Beijing, which claims almost the entire energy-rich South China Sea through which $5 trillion in ship-borne trade passes yearly, has stepped up a program of land reclamation and construction in disputed islands and reefs there that has sparked concern in the Asia-Pacific region.
The United States has called for a halt to China's artificial island-building, and in recent weeks has tried to signal its determination to challenge Beijing over the disputed sea by sending military ships and planes near the islands.
"The Chinese navy has closely monitored the provocative actions of the United States and issued several warnings, while exercising enormous restraint in the interests of safeguarding the overall situation in bilateral relations," said Wu Shengli, commander of the People's Liberation Army Navy, according to a report on the defense ministry's website late on Thursday.
"If the United States carries out repeated provocations despite China's opposition, we have the ability to defend our national sovereignty and security."
Wu made the comments in a meeting in Beijing on Thursday with Admiral Scott Swift, commander of the United States' Pacific fleet, the report said.
Vietnam, the Philippines, Taiwan, Malaysia and Brunei also claim parts of the South China Sea.
China's Defense Ministry said on Friday that the navy had recently carried out anti-submarine drills in the South China Sea, with submarines, warships and ship-born helicopters.

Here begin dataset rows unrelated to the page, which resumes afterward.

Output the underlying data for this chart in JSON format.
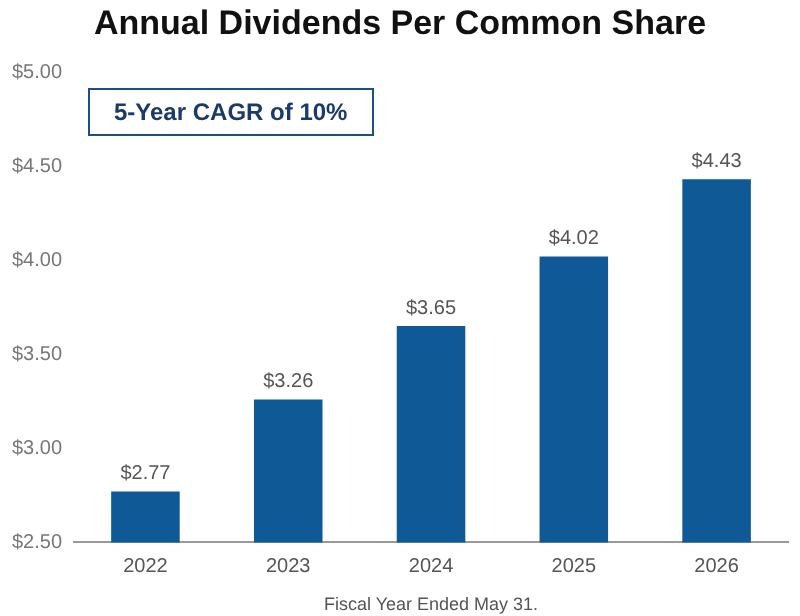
{
  "chart_data": {
    "type": "bar",
    "title": "Annual Dividends Per Common Share",
    "xlabel": "Fiscal Year Ended May 31.",
    "annotations": [
      "5-Year CAGR of 10%"
    ],
    "categories": [
      "2022",
      "2023",
      "2024",
      "2025",
      "2026"
    ],
    "values": [
      2.77,
      3.26,
      3.65,
      4.02,
      4.43
    ],
    "value_labels": [
      "$2.77",
      "$3.26",
      "$3.65",
      "$4.02",
      "$4.43"
    ],
    "color": "#0f5a96",
    "ylim": [
      2.5,
      5
    ],
    "yticks": [
      {
        "value": 2.5,
        "label": "$2.50"
      },
      {
        "value": 3,
        "label": "$3.00"
      },
      {
        "value": 3.5,
        "label": "$3.50"
      },
      {
        "value": 4,
        "label": "$4.00"
      },
      {
        "value": 4.5,
        "label": "$4.50"
      },
      {
        "value": 5,
        "label": "$5.00"
      }
    ],
    "grid": false
  }
}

State television showed warships conducting live-fire drills and troops deploying from amphibious vehicles on to beaches.
It did not say when the exercises happened, nor where exactly. Such drills are not uncommon.
In the Philippines on Wednesday, U.S. President Barack Obama said China must stop the land reclamation.
Obama planned to raise the South China Sea dispute at another summit this weekend in Malaysia, his main Asia policy adviser Daniel Kritenbrink said.
Swift was in Shanghai earlier this week where the USS Stethem, an Arleigh-Burke class destroyer, made a port call.
It was the third visit first to China by a U.S. Navy vessel this year and the first since a similar guided missile destroyer, the USS Lassen, angered Beijing by sailing near one of China's man-made islands late last month to challenge the 12-nautical-mile territorial limits China claims around the artificial islands.